しかし、もし開始を9時30分にすると、全てが解決。
・宇野気着9時4分の電車・・・9時30分の開始にピッタリ
・宇野気発10時45分の電車・・・10時20分に終わればちょうどいい
・私の中で、開始時間を変更する理由ができる

思いついたら行動。ブログにその旨投稿し、今までご参加くださった方にメールやラインでお知らせしました。

4月23日(日)
宇野気駅西口にTさんをお迎えに行きました。
電車が到着しました。
???Tさんは?
もしかすると朝になって体調を崩されたのかも・・・
体調の悪い中お電話すると大変だから明日にでもお電話してみましょう・・・と会場まで戻っていると、Tさんからお電話が。
Tさん、東口に出られていたのです。
小さな宇野気駅、Tさんは降りたホーム側に出口があることにお気づきにならなかったのでしょう(西側は無人で通路があるだけ)。もっとちゃんとご説明すればよかったと反省しました。
しかし、このことで私に安心材料ができました。宇野気駅にエレベーターはないので、東口へは階段の昇降が必要ですが、Tさんはそれがお出来になるくらいの膝の状態だということですから。

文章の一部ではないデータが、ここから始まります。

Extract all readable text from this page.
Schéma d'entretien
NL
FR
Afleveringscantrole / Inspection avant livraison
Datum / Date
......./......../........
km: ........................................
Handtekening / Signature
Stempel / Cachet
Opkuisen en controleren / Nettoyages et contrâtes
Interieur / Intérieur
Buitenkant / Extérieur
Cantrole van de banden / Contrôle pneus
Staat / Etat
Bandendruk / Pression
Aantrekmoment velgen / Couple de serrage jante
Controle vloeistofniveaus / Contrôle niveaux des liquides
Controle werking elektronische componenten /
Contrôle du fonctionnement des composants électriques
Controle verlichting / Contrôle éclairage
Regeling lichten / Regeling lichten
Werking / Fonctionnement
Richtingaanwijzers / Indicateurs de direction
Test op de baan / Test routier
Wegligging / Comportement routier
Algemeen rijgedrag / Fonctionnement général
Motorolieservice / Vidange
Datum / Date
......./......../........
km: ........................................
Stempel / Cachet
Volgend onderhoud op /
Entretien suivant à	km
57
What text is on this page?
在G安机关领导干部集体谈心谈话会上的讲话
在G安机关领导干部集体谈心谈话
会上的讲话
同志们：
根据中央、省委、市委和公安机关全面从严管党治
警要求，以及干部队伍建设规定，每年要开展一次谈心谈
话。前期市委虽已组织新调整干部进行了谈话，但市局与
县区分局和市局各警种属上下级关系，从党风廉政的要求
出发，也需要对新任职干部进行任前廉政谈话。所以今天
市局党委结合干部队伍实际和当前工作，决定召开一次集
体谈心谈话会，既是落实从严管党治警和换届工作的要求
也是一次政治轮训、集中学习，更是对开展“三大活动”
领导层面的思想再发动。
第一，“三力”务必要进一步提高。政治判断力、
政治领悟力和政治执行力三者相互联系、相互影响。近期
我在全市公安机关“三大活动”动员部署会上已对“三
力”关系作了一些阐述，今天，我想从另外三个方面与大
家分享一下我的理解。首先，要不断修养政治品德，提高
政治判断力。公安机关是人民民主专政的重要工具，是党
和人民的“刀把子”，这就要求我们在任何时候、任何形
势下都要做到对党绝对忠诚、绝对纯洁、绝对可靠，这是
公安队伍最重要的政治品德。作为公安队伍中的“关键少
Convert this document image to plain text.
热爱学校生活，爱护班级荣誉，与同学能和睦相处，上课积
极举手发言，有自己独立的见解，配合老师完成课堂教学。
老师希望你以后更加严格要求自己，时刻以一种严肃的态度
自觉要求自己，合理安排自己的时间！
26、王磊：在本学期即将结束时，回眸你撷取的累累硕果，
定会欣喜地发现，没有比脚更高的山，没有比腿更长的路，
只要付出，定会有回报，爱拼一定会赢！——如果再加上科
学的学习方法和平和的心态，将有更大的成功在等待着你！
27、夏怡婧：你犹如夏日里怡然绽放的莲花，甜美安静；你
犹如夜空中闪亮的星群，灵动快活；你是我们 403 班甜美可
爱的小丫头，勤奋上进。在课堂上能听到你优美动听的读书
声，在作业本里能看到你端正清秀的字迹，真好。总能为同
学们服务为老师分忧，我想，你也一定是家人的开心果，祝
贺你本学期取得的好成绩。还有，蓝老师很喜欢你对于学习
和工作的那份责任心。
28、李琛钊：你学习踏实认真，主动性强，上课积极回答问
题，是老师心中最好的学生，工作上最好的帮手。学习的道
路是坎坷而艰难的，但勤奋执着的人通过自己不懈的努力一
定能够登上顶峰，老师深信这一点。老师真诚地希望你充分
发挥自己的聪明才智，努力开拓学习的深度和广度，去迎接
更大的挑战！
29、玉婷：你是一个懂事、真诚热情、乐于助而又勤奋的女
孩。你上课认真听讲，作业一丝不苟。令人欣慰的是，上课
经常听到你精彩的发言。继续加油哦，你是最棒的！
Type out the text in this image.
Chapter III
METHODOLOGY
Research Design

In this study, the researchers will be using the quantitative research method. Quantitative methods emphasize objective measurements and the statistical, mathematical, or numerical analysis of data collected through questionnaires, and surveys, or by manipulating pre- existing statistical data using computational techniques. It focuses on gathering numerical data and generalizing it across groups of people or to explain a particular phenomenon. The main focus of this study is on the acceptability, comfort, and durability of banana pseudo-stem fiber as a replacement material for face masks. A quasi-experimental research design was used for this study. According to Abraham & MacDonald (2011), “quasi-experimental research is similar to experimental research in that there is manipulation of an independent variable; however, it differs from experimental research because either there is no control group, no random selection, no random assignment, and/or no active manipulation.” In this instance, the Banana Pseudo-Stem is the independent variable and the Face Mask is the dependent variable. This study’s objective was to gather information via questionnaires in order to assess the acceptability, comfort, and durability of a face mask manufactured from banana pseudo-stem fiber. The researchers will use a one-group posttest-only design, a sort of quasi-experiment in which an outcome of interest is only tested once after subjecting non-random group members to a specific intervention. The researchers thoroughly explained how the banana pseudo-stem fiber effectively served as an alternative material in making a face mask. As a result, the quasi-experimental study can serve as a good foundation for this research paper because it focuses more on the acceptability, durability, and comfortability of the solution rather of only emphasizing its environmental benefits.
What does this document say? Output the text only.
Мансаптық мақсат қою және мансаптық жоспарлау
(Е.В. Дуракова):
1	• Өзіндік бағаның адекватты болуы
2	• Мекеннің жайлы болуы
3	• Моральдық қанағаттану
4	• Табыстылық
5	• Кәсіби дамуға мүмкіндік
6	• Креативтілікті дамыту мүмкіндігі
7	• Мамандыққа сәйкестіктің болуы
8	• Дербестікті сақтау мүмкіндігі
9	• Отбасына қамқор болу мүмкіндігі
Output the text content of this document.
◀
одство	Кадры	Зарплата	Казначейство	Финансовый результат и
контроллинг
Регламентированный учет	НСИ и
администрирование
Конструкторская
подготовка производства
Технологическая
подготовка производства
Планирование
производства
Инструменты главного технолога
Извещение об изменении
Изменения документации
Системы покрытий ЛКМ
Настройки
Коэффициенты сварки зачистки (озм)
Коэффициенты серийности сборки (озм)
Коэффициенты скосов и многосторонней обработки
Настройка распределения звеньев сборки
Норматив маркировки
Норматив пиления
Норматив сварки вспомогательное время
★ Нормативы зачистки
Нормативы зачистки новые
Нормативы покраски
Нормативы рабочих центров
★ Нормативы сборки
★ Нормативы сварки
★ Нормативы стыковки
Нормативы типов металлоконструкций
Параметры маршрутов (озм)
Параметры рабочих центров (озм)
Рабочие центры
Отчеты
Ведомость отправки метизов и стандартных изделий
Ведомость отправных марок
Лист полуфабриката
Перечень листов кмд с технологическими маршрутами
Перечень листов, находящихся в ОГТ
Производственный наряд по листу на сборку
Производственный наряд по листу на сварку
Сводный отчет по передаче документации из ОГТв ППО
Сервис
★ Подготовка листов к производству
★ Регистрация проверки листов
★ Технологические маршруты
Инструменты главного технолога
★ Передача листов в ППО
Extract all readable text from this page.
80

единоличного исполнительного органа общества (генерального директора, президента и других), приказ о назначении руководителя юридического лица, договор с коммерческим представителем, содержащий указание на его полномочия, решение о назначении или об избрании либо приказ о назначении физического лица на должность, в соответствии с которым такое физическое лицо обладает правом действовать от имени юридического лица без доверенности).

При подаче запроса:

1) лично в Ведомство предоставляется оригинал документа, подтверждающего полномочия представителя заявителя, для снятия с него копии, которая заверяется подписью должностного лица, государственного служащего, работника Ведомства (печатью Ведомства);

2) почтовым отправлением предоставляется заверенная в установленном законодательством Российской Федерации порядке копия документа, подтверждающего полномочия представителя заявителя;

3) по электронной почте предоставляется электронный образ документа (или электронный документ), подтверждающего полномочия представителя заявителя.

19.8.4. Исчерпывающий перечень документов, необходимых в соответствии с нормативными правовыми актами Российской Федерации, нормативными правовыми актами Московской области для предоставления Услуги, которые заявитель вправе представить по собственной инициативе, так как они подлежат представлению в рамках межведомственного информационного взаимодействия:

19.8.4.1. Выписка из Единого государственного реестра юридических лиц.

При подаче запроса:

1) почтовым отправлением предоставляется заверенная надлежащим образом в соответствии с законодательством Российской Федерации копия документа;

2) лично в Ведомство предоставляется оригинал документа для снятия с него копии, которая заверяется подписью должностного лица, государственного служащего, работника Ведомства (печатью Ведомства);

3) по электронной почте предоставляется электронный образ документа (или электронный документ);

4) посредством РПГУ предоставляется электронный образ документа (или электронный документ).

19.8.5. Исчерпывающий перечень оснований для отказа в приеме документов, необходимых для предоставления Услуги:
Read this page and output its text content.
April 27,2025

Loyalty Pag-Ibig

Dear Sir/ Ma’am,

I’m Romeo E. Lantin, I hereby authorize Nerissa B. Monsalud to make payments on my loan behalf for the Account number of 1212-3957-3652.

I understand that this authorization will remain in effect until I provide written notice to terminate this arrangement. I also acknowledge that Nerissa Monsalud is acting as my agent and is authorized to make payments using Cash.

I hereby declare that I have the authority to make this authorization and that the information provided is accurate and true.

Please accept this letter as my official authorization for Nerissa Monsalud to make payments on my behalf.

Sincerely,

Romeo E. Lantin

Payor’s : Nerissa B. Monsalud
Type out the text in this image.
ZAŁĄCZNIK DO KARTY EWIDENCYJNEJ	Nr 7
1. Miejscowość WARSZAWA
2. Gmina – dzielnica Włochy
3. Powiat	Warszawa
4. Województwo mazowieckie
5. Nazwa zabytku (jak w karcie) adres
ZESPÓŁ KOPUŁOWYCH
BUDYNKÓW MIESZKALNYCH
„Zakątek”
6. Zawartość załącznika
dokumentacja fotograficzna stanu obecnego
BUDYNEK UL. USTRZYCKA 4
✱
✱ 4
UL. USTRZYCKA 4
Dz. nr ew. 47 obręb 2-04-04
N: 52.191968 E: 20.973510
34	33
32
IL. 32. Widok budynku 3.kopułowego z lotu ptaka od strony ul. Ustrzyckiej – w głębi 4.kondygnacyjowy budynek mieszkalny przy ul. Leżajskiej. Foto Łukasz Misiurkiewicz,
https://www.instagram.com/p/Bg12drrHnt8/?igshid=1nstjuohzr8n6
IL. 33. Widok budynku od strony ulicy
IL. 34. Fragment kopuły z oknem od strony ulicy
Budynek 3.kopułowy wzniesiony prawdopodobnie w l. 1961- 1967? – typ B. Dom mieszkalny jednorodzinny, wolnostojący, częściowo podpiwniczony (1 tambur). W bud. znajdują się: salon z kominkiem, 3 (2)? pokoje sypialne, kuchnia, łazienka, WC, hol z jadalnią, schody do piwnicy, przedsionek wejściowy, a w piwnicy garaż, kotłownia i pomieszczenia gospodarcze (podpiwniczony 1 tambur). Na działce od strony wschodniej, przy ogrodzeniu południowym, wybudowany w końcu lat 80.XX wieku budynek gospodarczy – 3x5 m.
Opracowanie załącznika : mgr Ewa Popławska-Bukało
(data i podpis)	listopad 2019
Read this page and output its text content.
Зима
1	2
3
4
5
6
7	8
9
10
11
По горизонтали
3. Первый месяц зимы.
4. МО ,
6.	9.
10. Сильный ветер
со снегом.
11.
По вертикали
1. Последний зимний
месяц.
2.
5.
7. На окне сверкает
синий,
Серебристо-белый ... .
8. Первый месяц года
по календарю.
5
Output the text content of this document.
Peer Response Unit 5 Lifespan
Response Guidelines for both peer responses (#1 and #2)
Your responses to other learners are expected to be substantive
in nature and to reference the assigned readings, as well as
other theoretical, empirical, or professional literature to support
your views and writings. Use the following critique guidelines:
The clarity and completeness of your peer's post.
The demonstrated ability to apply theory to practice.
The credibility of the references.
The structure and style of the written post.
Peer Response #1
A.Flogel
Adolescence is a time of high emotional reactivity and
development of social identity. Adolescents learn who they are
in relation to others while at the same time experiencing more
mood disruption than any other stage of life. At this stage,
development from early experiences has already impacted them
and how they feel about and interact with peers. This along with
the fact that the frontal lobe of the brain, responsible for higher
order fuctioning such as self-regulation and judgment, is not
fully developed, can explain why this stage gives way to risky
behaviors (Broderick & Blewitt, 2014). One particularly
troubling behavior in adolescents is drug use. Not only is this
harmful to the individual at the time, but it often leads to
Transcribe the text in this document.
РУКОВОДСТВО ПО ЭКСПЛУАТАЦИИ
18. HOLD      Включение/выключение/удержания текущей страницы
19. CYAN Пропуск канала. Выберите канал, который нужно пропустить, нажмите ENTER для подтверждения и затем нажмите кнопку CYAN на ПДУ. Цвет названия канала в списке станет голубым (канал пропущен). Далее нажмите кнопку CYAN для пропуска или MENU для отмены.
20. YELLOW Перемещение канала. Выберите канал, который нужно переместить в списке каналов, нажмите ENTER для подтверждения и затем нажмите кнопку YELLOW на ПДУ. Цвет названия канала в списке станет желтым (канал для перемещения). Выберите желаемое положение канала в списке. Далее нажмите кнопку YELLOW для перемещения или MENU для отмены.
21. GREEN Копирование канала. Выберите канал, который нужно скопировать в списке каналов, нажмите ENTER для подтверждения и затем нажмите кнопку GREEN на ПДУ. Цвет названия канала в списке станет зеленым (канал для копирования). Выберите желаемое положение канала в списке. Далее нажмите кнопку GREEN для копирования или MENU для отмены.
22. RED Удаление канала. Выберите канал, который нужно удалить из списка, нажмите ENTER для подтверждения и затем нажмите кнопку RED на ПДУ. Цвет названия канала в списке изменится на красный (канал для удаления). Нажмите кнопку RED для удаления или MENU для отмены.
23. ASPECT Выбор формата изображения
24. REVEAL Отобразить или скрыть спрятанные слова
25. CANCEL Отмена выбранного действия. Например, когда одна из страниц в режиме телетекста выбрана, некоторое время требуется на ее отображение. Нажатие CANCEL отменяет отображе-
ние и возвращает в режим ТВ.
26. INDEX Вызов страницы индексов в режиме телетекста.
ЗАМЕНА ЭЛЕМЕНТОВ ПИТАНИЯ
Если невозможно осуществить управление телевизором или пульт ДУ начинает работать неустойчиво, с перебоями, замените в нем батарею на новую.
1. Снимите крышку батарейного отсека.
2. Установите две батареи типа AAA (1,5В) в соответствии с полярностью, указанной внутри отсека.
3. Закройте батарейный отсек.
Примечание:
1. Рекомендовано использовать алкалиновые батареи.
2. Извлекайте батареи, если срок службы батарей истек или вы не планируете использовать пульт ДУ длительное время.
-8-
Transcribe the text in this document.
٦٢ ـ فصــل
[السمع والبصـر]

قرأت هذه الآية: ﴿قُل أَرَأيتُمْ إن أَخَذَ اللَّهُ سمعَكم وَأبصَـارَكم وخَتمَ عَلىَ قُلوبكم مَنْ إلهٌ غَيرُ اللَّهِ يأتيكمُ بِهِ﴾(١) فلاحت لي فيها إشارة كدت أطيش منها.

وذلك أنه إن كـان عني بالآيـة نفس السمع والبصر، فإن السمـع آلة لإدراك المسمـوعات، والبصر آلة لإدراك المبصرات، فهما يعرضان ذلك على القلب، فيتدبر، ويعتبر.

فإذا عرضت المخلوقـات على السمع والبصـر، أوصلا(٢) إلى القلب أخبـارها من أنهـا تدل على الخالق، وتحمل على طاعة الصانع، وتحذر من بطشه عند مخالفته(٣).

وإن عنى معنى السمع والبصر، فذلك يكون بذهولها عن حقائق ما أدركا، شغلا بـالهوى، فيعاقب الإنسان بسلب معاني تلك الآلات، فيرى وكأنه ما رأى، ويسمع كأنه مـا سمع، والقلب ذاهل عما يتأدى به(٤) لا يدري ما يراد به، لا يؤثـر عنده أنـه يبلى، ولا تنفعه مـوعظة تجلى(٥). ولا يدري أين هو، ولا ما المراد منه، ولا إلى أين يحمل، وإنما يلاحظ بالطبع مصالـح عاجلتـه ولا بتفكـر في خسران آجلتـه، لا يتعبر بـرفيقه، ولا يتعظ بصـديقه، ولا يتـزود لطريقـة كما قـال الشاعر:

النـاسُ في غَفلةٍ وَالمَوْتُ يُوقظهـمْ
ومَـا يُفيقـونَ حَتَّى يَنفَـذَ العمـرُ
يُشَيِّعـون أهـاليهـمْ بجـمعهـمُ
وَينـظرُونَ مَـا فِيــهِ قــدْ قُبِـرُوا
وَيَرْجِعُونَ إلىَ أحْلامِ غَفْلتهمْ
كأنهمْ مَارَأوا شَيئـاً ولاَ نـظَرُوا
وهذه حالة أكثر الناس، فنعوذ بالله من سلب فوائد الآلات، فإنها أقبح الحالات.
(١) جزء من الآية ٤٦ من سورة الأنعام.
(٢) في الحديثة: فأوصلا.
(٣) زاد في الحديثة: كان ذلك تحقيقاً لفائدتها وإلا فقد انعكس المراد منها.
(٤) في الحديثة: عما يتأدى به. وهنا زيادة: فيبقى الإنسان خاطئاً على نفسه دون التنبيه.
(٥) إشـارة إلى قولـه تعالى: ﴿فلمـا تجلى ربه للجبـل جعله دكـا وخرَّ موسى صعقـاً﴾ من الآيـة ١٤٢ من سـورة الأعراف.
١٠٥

宇野気駅へ戻り、Tさんに道案内をしつつ思い出話をしながら会場へ向かいました。
向かう途中よくご参加くださるSさんとも合流。
久しぶりの複数でのSing幾多郎開催となりました。
Tさん、始めは
「今日は見学するつもりで来たので・・・」
と、やや消極的な雰囲気でしたが、元々お歌いになれる方ですので次第に声も出始め、50分後にはかなりの高音まで出されていました。はじめは前かがみだった姿勢も、どんどんまっすぐになっていきました。

この日のことで私が一番考えさせられたのは「謙虚な気持ちの大切さ」ということです。
私が80歳を過ぎて、何らかのことでしばらく歌を休んでしまって復帰しようと思ったとき、自分の後輩に頭を下げてお金を払って教えを請うなんてことができるでしょうか?
昨日Tさんは50分の間にどんどん元気になっていかれましたが、それは私の教え方がどうとかではなく、彼女に謙虚な気持ちがあって、わざわざ宇野気までいらして教えを請うという選択をされたからです。
もし自分にそんな日が訪れたら、Tさんのような行動ができるようにしたいなあと思った日でした。